Los dos retos adicionales, hasta completar el quinteto aludido, atienden no a mejorar el tratamiento de la lengua, no a ensanchar sus dominios, sino a su conservación, a impedir su merma. En un caso, para evitar la pérdida de competencias lingüísticas en español de los emigrantes hispanos a Estados Unidos. Es un cometido crucial, pues ahí se juega en gran medida el futuro del español, sin que la suerte esté todavía decantada. Crece, y rápidamente como se ha señalado antes, la población hispana o de origen hispano, pero solo la mitad del total de los 50 millones que ya suma tiene un dominio aceptable del español, mientras que un tercio solo lo chapurrea y un quinto ha perdido la capacidad de expresarse en él.

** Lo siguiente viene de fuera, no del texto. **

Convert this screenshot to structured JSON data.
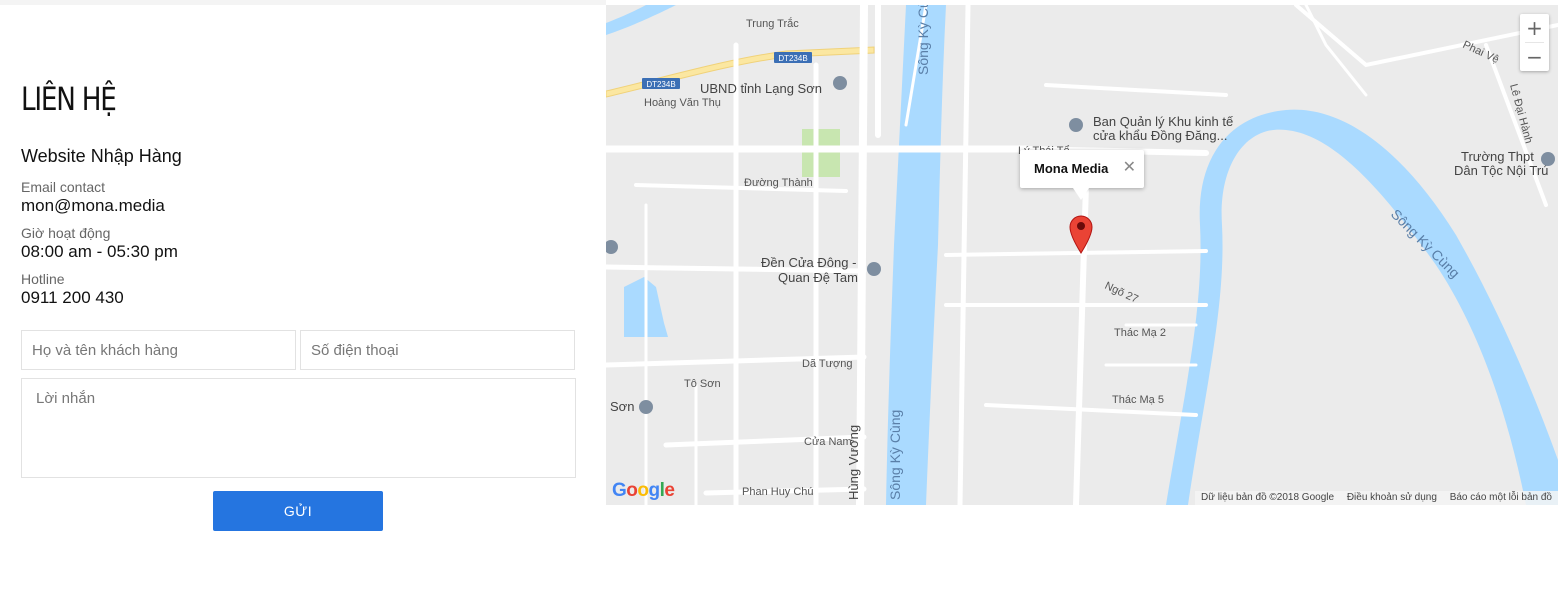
{
  "contact": {
    "title": "LIÊN HỆ",
    "brand": "Website Nhập Hàng",
    "email_label": "Email contact",
    "email_value": "mon@mona.media",
    "hours_label": "Giờ hoạt động",
    "hours_value": "08:00 am - 05:30 pm",
    "hotline_label": "Hotline",
    "hotline_value": "0911 200 430"
  },
  "form": {
    "name_placeholder": "Họ và tên khách hàng",
    "phone_placeholder": "Số điện thoại",
    "message_placeholder": "Lời nhắn",
    "submit_label": "GỬI"
  },
  "map": {
    "zoom_in": "+",
    "zoom_out": "−",
    "infowindow_title": "Mona Media",
    "infowindow_close": "✕",
    "logo": "Google",
    "attribution_data": "Dữ liệu bản đồ ©2018 Google",
    "attribution_terms": "Điều khoản sử dụng",
    "attribution_report": "Báo cáo một lỗi bản đồ",
    "labels": {
      "trung_trac": "Trung Trắc",
      "dt234b_1": "DT234B",
      "dt234b_2": "DT234B",
      "ubnd": "UBND tỉnh Lạng Sơn",
      "hoang_van_thu": "Hoàng Văn Thụ",
      "ban_quan_ly_1": "Ban Quản lý Khu kinh tế",
      "ban_quan_ly_2": "cửa khẩu Đồng Đăng...",
      "ly_thai_to": "Lý Thái Tổ",
      "duong_thanh": "Đường Thành",
      "truong_thpt_1": "Trường Thpt",
      "truong_thpt_2": "Dân Tộc Nội Trú",
      "den_cua_dong_1": "Đền Cửa Đông -",
      "den_cua_dong_2": "Quan Đệ Tam",
      "da_tuong": "Dã Tượng",
      "to_son": "Tô Sơn",
      "cua_nam": "Cửa Nam",
      "phan_huy_chu": "Phan Huy Chú",
      "song_ky_cung": "Sông Kỳ Cùng",
      "hung_vuong": "Hùng Vương",
      "thac_ma_2": "Thác Mạ 2",
      "thac_ma_5": "Thác Mạ 5",
      "ngo_27": "Ngõ 27",
      "phai_ve": "Phai Vệ",
      "le_dai_hanh": "Lê Đại Hành",
      "son": "Sơn"
    }
  },
  "colors": {
    "accent": "#2575e0",
    "river": "#aadaff",
    "map_bg": "#ebebeb",
    "marker": "#ea4335"
  }
}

El otro caso en que se trata de no perder requiere actuar, por así decirlo, de puertas adentro. No debe eludirse el tema, y menos en España, donde los problemas que suscita empeoran día a día. La tarea de impulso del español como lengua de comunicación internacional hay que hacerla compatible con el cultivo de aquellas otras lenguas nativas que siguen demostrando vitalidad. Es algo que debe acometerse con tanta resolución como cordura (el «sentido común» que reclamara hace ya veinte años Gregorio Salvador). El plurilingüismo es un don, y nunca debería devenir en merma alguna, ni de las lenguas minoritarias en el ámbito multilingüe ni de la lengua que sea mayoritaria, común o no, y el español, afortunadamente, sí lo es en España. Se incurrirá en un grave error –«el más colosal despropósito», dijo sin ambages Julián Marías–, con efectos socialmente regresivos, si se pierden competencias en el uso del español, lengua de comunicación internacional, que aporta tantas oportunidades en una economía y una sociedad globales.

José Luis García Delgado, catedrático de Economía y codirector del proyecto «Valor económico del español».